Geoffrey straightened in his saddle, something hardening in his face. “Of a sickness in Brentwood. And why it festers.”
“Brentwood,” John echoed, his gaze locking onto Geoffrey’s, suddenly sharper, colder. “We heard tell,” John admitted, cautious, “of trouble in Brentwood.”
“Trouble?” Geoffrey scoffed, a harsh, humourless bark of laughter that held no joy. “It was more than trouble. People of Brentwood, they’ve had a gutful. Couldn’t stomach it anymore.” The other scout shifted his weight, brow furrowed deeper, confusion etched on his young face.

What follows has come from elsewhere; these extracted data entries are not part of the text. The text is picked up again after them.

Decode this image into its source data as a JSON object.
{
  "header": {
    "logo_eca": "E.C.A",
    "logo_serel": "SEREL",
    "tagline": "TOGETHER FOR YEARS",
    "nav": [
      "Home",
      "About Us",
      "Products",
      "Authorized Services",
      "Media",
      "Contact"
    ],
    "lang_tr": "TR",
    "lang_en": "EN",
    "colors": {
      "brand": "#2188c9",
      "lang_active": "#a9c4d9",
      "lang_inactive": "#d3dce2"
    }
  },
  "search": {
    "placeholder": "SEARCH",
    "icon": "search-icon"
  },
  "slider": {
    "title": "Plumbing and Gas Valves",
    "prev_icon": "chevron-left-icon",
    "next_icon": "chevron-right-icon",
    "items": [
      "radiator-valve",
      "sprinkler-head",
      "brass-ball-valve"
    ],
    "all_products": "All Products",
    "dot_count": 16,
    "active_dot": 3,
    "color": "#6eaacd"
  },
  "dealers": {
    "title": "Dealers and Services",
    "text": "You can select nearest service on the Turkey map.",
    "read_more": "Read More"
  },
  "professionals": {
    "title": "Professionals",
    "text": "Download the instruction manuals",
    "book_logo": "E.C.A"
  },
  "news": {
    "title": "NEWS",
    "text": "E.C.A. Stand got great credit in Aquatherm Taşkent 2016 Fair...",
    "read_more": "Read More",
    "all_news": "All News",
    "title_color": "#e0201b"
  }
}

“Speak plain, Bailiff!” John said.
Geoffrey's gaze sharpened, but his voice remained level, almost conversational, though edged with a dry weariness. “Plain as I can make it, for a road like this and ears I’ve only just met. Let's just say Belknap went to Brentwood expecting compliance. He found the people there yielding less than he anticipated.” He paused, a subtle emphasis on "less yielding." “The King’s hand, it seems, is not quite as long as he believes.”
Brentwood had actually done it?
“And you, Bailiff Geoffrey? Your part in this? Why are you here, on this lonely road, waiting for us, or whoever the hell else?” John demanded. Geoffrey’s gaze met John’s square on.

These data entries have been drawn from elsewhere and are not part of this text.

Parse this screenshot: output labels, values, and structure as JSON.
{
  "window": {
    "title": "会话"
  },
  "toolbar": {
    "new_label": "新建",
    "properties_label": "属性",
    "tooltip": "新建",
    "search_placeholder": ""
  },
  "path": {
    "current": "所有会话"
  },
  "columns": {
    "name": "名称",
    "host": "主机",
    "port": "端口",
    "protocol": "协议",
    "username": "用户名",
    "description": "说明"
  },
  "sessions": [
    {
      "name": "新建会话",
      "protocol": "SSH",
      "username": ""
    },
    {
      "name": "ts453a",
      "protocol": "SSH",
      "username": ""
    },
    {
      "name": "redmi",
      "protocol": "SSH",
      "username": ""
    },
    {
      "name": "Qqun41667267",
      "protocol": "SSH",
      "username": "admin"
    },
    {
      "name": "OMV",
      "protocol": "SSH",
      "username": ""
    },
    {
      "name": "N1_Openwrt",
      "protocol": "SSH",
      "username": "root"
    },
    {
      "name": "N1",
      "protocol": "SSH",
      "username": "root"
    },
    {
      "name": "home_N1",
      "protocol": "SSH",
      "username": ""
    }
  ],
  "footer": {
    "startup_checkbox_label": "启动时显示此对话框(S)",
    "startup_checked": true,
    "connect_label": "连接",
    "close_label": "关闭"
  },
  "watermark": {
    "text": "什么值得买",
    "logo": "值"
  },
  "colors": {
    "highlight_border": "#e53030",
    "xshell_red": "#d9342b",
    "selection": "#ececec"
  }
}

“My part? Too long, I’ve been a dog for a rotten thing.” He said. “And I can’t stomach it any more.” He gestured around again, to the pale sunlight, the mud, the bleakness of it all. “I’m done with the King’s service. I ride for the people now. I carry the word of Brentwood, the word of defiance, a spark to set Essex ablaze. Lords think they can keep us cowering with fear? Let them try to douse a fire that starts in every hearth, every field.”
Geoffrey reached inside his cloak, fumbling for a moment, then drew out a rolled parchment tied with rough twine. He held it out, but didn’t offer it, kept it just out of reach. “Simple message. Calls for others to rise.”
He looked at John, eyes like flint, searching, questioning. “You ride toward Brentwood. Are you sick of the yoke too?” John glanced back towards the woods, a silent signal passing to his scouts , then slowly, deliberately, dropped his hand clean away from his blade. He nudged his horse closer to Geoffrey’s, the beasts almost nose to nose. “We are,” John said, voice low, steady as a heartbeat. “We are sick of the yoke, Bailiff Geoffrey.”
He paused, then the question clawed its way out, raw and urgent. “What the hell happened in Brentwood?”
Geoffrey’s face tightened, grim. “They burned the courthouse to the ground. Drove out Belknap and his dogs. Took back what was theirs. And they’re waiting. Waiting to see if they’re alone in this mess. Waiting to see if anyone else has the guts to stand with them.”
A slow smile, grim as death but edged with something like triumph, spread across John’s face. “Then they won’t be waiting long, Bailiff Geoffrey.” He reached out, hand steady now, and took the parchment from Geoffrey’s grasp, a silent pledge. “We’ll carry your message further. And we ride to Brentwood. To stand with them.”
“Then we ride together,” he said, voice gaining strength, the weight of the world seemed to lift a fraction from his shoulders. “For Brentwood. For Essex.” And as the first rags of cloud drifted across the weak midday sun, they drew together, no longer strangers circling each other like wolves. The road to Brentwood wasn’t just uncertain anymore. It was charged. Charged with purpose. And bloody dangerous purpose at that.